Selling your rental at the wrong time could cost you thousands. In this blog, we’ll explain when it makes the most sense to sell — and how to minimise your Capital Gains Tax (CGT) bill.
Understand How CGT Works on Rental Property
When you sell a buy-to-let or second home, you’ll usually pay Capital Gains Tax on the profit.
You’re taxed on the gain, not the sale price:
- Gain = Sale price – Purchase price – Allowable costs
- You get a £3,000 CGT allowance for 2025/26
- Anything above that is taxed at:
- 18% if you’re a basic rate taxpayer
- 24% if you’re a higher or additional rate taxpayer
- 18% if you’re a basic rate taxpayer
Tip 1: Sell in a Low-Income Year
This is one of the most overlooked strategies.

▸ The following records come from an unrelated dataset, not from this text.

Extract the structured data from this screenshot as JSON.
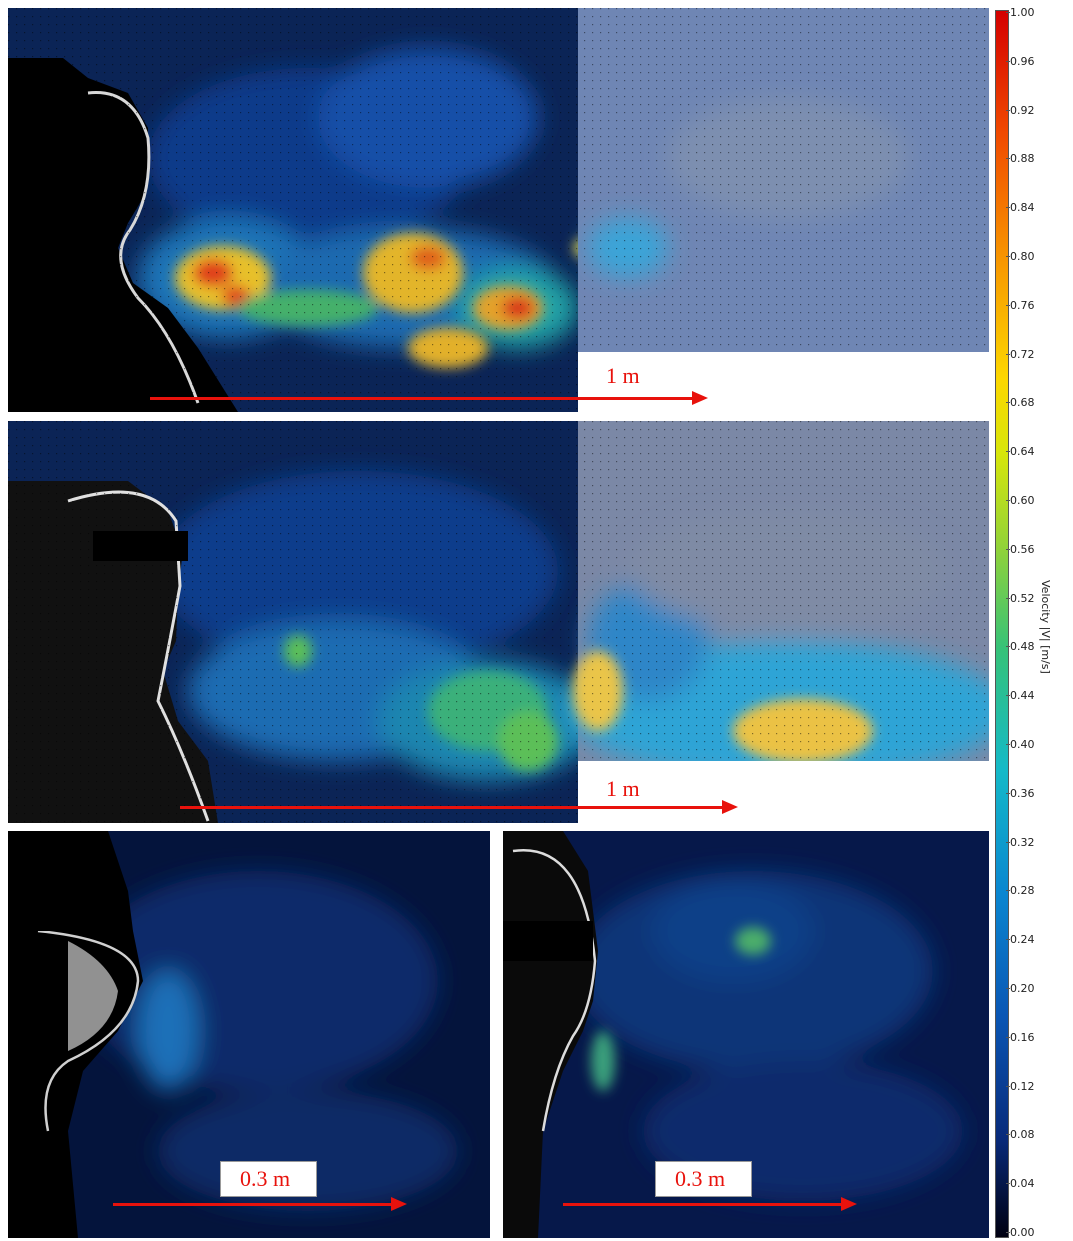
{
  "panels": [
    {
      "id": "panel-1",
      "scale_label": "1 m"
    },
    {
      "id": "panel-2",
      "scale_label": "1 m"
    },
    {
      "id": "panel-3",
      "scale_label": "0.3 m"
    },
    {
      "id": "panel-4",
      "scale_label": "0.3 m"
    }
  ],
  "colorbar": {
    "title": "Velocity |V| [m/s]",
    "min": 0.0,
    "max": 1.0,
    "ticks": [
      "1.00",
      "0.96",
      "0.92",
      "0.88",
      "0.84",
      "0.80",
      "0.76",
      "0.72",
      "0.68",
      "0.64",
      "0.60",
      "0.56",
      "0.52",
      "0.48",
      "0.44",
      "0.40",
      "0.36",
      "0.32",
      "0.28",
      "0.24",
      "0.20",
      "0.16",
      "0.12",
      "0.08",
      "0.04",
      "0.00"
    ]
  }
}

If you’re approaching retirement, taking time off, or reducing your hours, your income may fall — and so might your CGT rate.
✅ Basic rate taxpayers only pay 18% CGT on property.
If you wait until you’ve stopped working full-time, you could save thousands.
Tip 2: Use Two Tax Years, Not One
The CGT allowance resets every April.
If you own more than one property, consider:
- Selling one property in March
- Selling the next in April (new tax year)
That gives you two allowances (£6,000 in total), and helps spread the gain.
Tip 3: Time It Around Repairs and Void Periods
If your tenant has just moved out and the property needs work:
- Use that time to get it ready for sale
- Doing it while empty may allow you to market it better
- And you won’t be disrupting a sitting tenant
Also, timing the sale to avoid having a tenant mid-contract gives you more control and can boost your sale price.
Tip 4: Don’t Let Emotion Drive the Decision
Some landlords rush to sell because they’re frustrated. Others hold on because they’re too attached.
Neither is a tax strategy.
Look at the numbers:
- What’s your likely gain?
- Can you offset it with other losses?
- Do you have improvement receipts?
- What’s your current tax band?
🎥 Prefer to watch? Here’s a quick video where I explain when to sell a rental property — and how to avoid unnecessary Capital Gains Tax.
Related Reading
If you’re unsure how CGT works, read our full breakdown here: Capital Gains Tax on Property – What You Need to Know
Final Thoughts
There’s no “perfect” month to sell a rental — but there are smart timing decisions that can reduce your CGT.
If you’re planning to sell, don’t do it without understanding the tax impact.